Aynı zamanda DEM Parti Hukuk Komisyonu üyesi olan Tanhan, soruşturma dosyasında gizlilik kararı olmasına rağmen, gözaltındaki şüphelilerin ifadelerinin ana akım medyada canlı yayınlarla paylaşılmasının suç olduğunu vurguladı. Tanhan, bu tür bilgilerin kamuoyuna servis edilmesinin, Türk Ceza Kanunu’na göre yasal ihlal teşkil ettiğini belirtti. Ayrıca, ifadelerin basına sızdırılması durumunda, gözaltına alınan ya da alınmayan şüphelilerin bu bilgilere göre pozisyon alabileceği uyarısında bulundu. Halkın haber alma hakkı olduğunu ancak gizli soruşturma ifadelerinin medyada yayınlanmasının suç teşkil ettiğini belirtti. Tanhan, Yargıtay’ın bu gizlilik ilkesini koruma yönünde içtihatları bulunduğunu ve DEM Parti’nin gizliliği ihlal edenler hakkında suç duyurusunda bulunacağını ifade etti.

‘Kim sızdırdı?’

Savcı ve avukatların dışındaki kişilerin bu ifadeleri nasıl sızdırdığına dair bir araştırma yapılması gerektiğini söyleyen Tanhan, bakanlık personeli ya da siyasi isimler tarafından bu bilgilerin medyaya servis edilmiş olabileceğine dair iddiaların olduğunu belirtti. Tanhan, “Diyarbakır Başsavcı Vekili ile görüştüğümüzde sevk işlemlerinin tamamlanmadığını öğrendik. Ancak 10 dakika sonra yandaş medya, 9 kişinin tutuklama talebiyle sevk edildiği haberini geçti. Biz avukatlar bile bu durumu yandaş medyadan öğrendik. Bu da gizlilik kararının sadece vatandaşlar ve müdafiler için geçerli olduğunu, yandaş medyanın ise bu gizlilik kuralına uymadığını gösteriyor” dedi. Tanhan, soruşturmanın başından beri etkin ve gizli yürütülmediğini de sözlerine ekledi.

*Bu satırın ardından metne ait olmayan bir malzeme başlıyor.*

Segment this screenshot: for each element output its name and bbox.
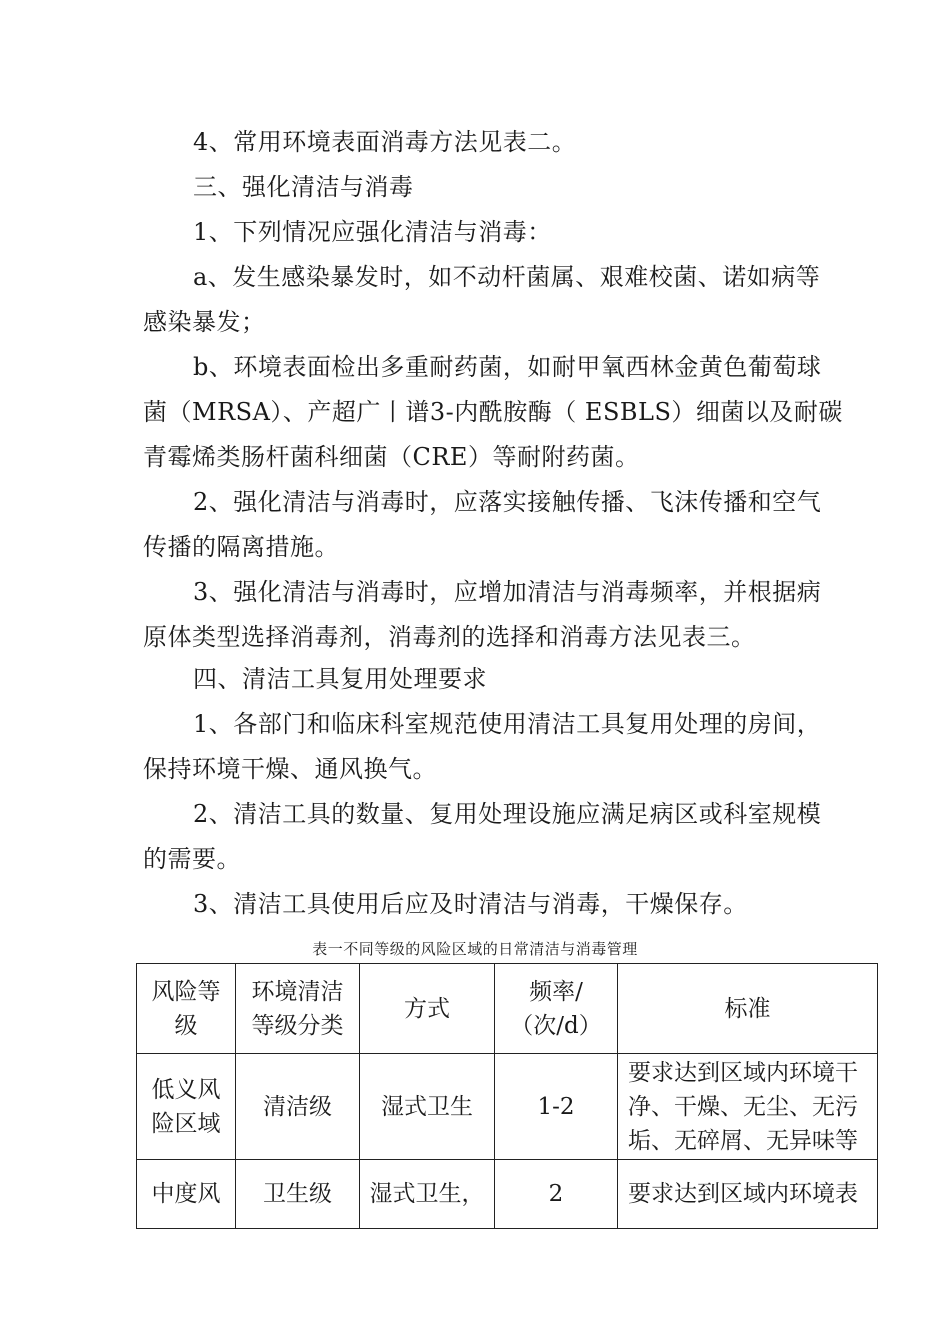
- paragraph-line: 3、强化清洁与消毒时，应增加清洁与消毒频率，并根据病: [193, 578, 822, 606]
- paragraph-line: 3、清洁工具使用后应及时清洁与消毒，干燥保存。: [193, 890, 748, 918]
- cell-standard: 要求达到区域内环境干 净、干燥、无尘、无污 垢、无碎屑、无异味等: [618, 1054, 878, 1160]
- risk-level-table: [136, 963, 878, 1229]
- header-cleaning-class: 环境清洁 等级分类: [236, 964, 360, 1054]
- cell-risk-level: 低义风 险区域: [137, 1054, 236, 1160]
- paragraph-line: 4、常用环境表面消毒方法见表二。: [193, 128, 577, 156]
- paragraph-line: a、发生感染暴发时，如不动杆菌属、艰难校菌、诺如病等: [193, 263, 821, 291]
- paragraph-line: 2、强化清洁与消毒时，应落实接触传播、飞沫传播和空气: [193, 488, 822, 516]
- paragraph-line: b、环境表面检出多重耐药菌，如耐甲氧西林金黄色葡萄球: [193, 353, 822, 381]
- table-caption: 表一不同等级的风险区域的日常清洁与消毒管理: [312, 940, 638, 958]
- paragraph-line: 1、各部门和临床科室规范使用清洁工具复用处理的房间，: [193, 710, 822, 738]
- paragraph-line: 感染暴发；: [143, 308, 266, 336]
- header-method: 方式: [360, 964, 495, 1054]
- table-row: [137, 1054, 878, 1160]
- paragraph-line: 的需要。: [143, 845, 241, 873]
- cell-standard: 要求达到区域内环境表: [618, 1160, 878, 1229]
- header-standard: 标准: [618, 964, 878, 1054]
- table-header-row: [137, 964, 878, 1054]
- section-heading: 四、清洁工具复用处理要求: [193, 665, 487, 693]
- cell-method: 湿式卫生，: [360, 1160, 495, 1229]
- header-frequency: 频率/ （次/d）: [495, 964, 618, 1054]
- paragraph-line: 传播的隔离措施。: [143, 533, 339, 561]
- paragraph-line: 菌（MRSA）、产超广丨谱3-内酰胺酶（ ESBLS）细菌以及耐碳: [143, 398, 843, 426]
- table-row: [137, 1160, 878, 1229]
- paragraph-line: 青霉烯类肠杆菌科细菌（CRE）等耐附药菌。: [143, 443, 640, 471]
- cell-frequency: 2: [495, 1160, 618, 1229]
- header-risk-level: 风险等 级: [137, 964, 236, 1054]
- paragraph-line: 1、下列情况应强化清洁与消毒：: [193, 218, 552, 246]
- cell-method: 湿式卫生: [360, 1054, 495, 1160]
- section-heading: 三、强化清洁与消毒: [193, 173, 414, 201]
- paragraph-line: 2、清洁工具的数量、复用处理设施应满足病区或科室规模: [193, 800, 822, 828]
- cell-frequency: 1-2: [495, 1054, 618, 1160]
- paragraph-line: 保持环境干燥、通风换气。: [143, 755, 437, 783]
- cell-cleaning-class: 卫生级: [236, 1160, 360, 1229]
- cell-risk-level: 中度风: [137, 1160, 236, 1229]
- cell-cleaning-class: 清洁级: [236, 1054, 360, 1160]
- paragraph-line: 原体类型选择消毒剂，消毒剂的选择和消毒方法见表三。: [143, 623, 756, 651]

Tanhan, medyada yer alan her bilginin haber yapılmaması gerektiğini vurguladı. Sosyal medyada paylaşılan bilgilerin, delil toplama sürecini zorlaştırdığına dikkat çekti. Şüphelilerin medyada çıkan haberlere göre hareket edebileceğini belirten Tanhan, basın mensuplarının bu tür konularda daha dikkatli olması gerektiğini ifade etti. Ayrıca, toplumda bu tür vahim olayların sadece magazinsel yönüyle ele alındığını söyleyerek, “Basın eliyle yapılan bu yayınlar, toplumda ciddi zararlar oluşturuyor. Bir avukat, çocuğunun televizyonda gördüğü bir haberi köyde yaşanan bir olayla ilişkilendirerek ‘Bizim başımıza böyle bir şey gelir mi?’ diye soru yönelttiğini söyledi. Bu da medyanın toplum üzerindeki olumsuz etkisini gösteriyor” dedi.